Micro-segmentation actually results in more pets, not cattle. Just like the imaginary ‘Push Me Pull Me’, there is a difference between back-end homogenous command and control channels and front-end unique service paths. Our resources are limited and decision making depends on priorities, severities, classifications, and the grouping of similar attributes. Taxonomies are hard, they are a tax, a feature overhead, not a bug.
Transitive Trust
If A trusts B (A→B) but B trusts C (B→C) so now A implicitly trusts C (A→B→C).

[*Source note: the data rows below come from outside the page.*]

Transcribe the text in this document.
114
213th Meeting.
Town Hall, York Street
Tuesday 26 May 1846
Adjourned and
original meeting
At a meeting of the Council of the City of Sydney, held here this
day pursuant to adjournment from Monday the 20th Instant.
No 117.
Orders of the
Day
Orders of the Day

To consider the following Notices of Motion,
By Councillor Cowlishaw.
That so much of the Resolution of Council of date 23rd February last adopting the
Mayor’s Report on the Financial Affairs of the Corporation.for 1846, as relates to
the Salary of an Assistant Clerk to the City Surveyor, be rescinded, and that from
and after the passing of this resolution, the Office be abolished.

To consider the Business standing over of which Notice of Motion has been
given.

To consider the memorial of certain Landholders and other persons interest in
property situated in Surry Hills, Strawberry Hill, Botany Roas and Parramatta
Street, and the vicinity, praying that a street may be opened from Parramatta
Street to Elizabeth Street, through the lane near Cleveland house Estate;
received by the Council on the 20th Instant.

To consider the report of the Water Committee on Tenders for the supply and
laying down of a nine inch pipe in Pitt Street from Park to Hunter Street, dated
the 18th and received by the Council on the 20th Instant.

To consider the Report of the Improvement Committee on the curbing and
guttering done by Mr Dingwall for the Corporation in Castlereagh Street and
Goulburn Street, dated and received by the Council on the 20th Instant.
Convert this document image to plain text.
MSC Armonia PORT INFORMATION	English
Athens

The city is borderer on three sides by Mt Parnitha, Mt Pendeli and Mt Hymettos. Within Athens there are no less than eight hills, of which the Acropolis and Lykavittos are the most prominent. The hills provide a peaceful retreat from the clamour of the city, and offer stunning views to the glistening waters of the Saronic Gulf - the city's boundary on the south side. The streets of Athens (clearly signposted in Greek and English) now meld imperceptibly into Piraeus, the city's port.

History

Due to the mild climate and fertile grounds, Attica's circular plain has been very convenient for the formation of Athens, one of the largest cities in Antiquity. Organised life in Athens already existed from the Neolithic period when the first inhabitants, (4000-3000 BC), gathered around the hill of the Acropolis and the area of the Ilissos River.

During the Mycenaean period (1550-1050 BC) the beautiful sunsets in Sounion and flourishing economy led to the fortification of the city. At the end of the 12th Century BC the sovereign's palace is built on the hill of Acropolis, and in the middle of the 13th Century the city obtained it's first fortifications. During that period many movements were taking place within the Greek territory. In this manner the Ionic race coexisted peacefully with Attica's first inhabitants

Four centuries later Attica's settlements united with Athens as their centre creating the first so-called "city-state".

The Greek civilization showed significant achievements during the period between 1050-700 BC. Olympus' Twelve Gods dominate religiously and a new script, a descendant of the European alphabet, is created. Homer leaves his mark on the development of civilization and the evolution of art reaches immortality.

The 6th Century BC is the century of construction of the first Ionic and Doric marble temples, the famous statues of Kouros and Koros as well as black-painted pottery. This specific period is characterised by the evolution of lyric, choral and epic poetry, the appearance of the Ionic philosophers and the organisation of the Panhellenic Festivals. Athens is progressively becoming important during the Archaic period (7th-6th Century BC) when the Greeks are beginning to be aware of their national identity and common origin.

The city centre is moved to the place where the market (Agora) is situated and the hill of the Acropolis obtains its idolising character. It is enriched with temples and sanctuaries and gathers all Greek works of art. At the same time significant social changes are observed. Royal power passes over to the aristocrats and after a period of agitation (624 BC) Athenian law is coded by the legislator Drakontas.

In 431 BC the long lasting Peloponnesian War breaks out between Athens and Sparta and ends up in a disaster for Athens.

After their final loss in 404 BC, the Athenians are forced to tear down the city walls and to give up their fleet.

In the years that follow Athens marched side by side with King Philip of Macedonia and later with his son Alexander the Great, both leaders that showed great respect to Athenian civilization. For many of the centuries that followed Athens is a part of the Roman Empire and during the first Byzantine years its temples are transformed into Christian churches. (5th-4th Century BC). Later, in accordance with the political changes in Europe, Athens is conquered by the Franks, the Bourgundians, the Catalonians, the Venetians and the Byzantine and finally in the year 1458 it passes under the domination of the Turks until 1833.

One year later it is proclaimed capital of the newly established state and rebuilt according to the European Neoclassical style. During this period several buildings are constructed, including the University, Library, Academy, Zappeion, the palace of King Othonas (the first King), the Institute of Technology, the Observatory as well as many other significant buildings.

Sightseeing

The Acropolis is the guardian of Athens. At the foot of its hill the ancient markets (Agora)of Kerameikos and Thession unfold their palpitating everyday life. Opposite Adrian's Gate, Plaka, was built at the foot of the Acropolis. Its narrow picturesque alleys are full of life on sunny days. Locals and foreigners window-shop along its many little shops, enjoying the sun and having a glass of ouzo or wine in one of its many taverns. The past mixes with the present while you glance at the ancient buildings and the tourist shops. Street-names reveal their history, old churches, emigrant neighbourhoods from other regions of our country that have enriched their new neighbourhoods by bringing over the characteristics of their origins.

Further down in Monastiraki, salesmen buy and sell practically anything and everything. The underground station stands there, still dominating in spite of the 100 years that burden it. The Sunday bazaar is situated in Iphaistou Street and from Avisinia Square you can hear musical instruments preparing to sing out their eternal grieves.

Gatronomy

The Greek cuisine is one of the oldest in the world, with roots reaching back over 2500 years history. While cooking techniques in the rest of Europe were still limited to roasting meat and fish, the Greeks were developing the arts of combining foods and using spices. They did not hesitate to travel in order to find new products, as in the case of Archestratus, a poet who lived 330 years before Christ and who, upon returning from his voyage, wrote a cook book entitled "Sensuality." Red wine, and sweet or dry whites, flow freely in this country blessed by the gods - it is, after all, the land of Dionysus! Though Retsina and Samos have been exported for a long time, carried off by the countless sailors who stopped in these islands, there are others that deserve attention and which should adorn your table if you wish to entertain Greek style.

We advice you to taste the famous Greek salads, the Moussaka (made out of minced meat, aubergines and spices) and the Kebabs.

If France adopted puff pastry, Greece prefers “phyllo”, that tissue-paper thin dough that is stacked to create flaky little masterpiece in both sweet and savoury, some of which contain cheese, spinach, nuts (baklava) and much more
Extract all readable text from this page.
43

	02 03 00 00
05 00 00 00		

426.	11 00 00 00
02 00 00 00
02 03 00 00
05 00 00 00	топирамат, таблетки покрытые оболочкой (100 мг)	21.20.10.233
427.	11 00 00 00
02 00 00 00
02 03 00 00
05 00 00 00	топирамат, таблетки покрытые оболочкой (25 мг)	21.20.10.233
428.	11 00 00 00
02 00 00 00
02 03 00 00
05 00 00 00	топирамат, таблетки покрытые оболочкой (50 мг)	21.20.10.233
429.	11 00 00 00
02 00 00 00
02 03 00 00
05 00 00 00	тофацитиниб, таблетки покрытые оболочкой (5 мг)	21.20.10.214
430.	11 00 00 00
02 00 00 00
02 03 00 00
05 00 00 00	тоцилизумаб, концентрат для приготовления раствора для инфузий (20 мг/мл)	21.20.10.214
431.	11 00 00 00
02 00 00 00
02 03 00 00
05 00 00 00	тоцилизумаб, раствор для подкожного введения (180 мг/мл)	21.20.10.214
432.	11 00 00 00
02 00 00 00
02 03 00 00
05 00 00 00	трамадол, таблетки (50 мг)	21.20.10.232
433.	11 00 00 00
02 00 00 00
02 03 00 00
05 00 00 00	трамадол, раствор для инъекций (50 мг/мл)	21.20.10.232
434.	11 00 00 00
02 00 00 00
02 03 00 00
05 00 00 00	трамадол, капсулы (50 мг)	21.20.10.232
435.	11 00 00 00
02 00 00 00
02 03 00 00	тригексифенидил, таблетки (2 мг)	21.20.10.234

However, trust is not always an all or nothing proposition. Trust paths exist throughout code, interfaces, systems, networks, and people. These trusts are also seen by some as vulnerabilities and often exploited by attackers.
Organizationally we move sliders between open and closed, trusted and untrusted. We apply guardrails, partition failure domains, and attempt to manifest protection policies. Flows are opened to provide access to value and facilitate collaboration. Authorized entities execute workflows based upon attribution of identity. We extend limited trust or default to no (or zero) trust. We can refine trust to ‘least privilege’ but sometimes workloads move elsewhere and permissions or policies don’t follow. We also need to know when it is time to revoke trust and especially when events accelerate out of normal tolerances.
Transitive trusts are the glue that holds society together. Zero trust, on the other hand, can be expensive, and is usually reserved for high-risk untrusted environments - though with increased automation, it is seen as a more secure starting point for many scenarios. The SOC itself has traditionally been a trusted nexus, one that ironically shouldn’t be beyond healthy forms of doubt itself.